Casson lay down next to her. It wasn’t so bad, in the end. Two castaways, adrift in the Paris night, three hundred thousand pesetas in a bedroom closet, air-raid sirens at the southern edge of the city, then a long flight of aircraft, south to north, passing above them. On the radio, the BBC. A quintet, swing guitar, violin—maybe Stephane Grappelli—a female vocalist, voice rough with static. The volume had to be very low: radios were supposed to be turned over to the Germans, and Casson was afraid of Madame Fitou—but he loved the thing, couldn’t bear to part with it. It glowed in the dark and played music—he sometimes thought of it as the last small engine of civilization, a magic device, and he was its keeper, the hermit who hid the sacred ring. Some day, in times to come, the barbarians would break camp and trudge away down the dusty roads and then, starting with a single radio, they would somehow put everything back the way it had been.

Very sensitive to the touch, this blonde. Thin, excitable—she sucked in her breath when something felt good. Still, she was quiet about it. That was just common sense. They even pulled the blanket up over their heads, which made everything seem dark and secret and forbidden. Probably he’d laugh at that some day, but just then it wasn’t funny, because they really were out there, the secret police and their agents, and this was something they probably didn’t approve of. It wasn’t spelled out—just better to be quiet.

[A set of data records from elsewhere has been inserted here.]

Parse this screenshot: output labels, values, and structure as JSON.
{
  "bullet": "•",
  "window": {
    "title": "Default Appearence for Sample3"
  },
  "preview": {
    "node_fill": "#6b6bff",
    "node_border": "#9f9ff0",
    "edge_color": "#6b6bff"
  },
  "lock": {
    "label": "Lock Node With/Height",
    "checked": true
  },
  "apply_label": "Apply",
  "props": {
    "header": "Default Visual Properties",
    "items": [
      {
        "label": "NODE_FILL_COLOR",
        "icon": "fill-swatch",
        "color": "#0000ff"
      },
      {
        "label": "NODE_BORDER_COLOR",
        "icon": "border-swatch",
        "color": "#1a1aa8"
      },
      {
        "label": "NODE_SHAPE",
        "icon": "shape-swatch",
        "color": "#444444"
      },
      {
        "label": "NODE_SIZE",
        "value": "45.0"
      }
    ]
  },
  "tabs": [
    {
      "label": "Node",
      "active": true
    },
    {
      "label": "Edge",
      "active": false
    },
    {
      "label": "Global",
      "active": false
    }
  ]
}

When they were done with one thing, and before they moved on to the next, Casson went to the phone, dialed Simic’s number, let it ring once, and hung up. Then he counted to sixty, and did it again. He wondered, as he was counting, if it was a good idea to keep Simic’s number in his address book. In fact, where did Simic keep his number?

He crawled back under the blanket, the blonde yawned and stretched, and they began to resettle themselves on the narrow couch. By his ear she said, “You had better be careful, my friend, doing that sort of thing.”

“Perhaps you prefer I do this sort of thing?”

“I do, yes. Anybody would.” A few minutes later she said, “Oh, you’re sweet, you know. Truly.” Then: “A pity if you invite them to kill you, chéri.

Lunch, Chez Marcel, rognons de veau, a Hermitage from Jaboulet, 1931.

Hugo Altmann held his glass with three fingers at the top of the stem, canted it slightly to one side, poured it half full, then twisted the bottle as he turned it upright. He looked at the wine in his glass, gave it just a hint of a sniff and a swirl before he drank. “I like the script,” he said. “Pretty damn smooth for a first draft. Who is this Moreau?”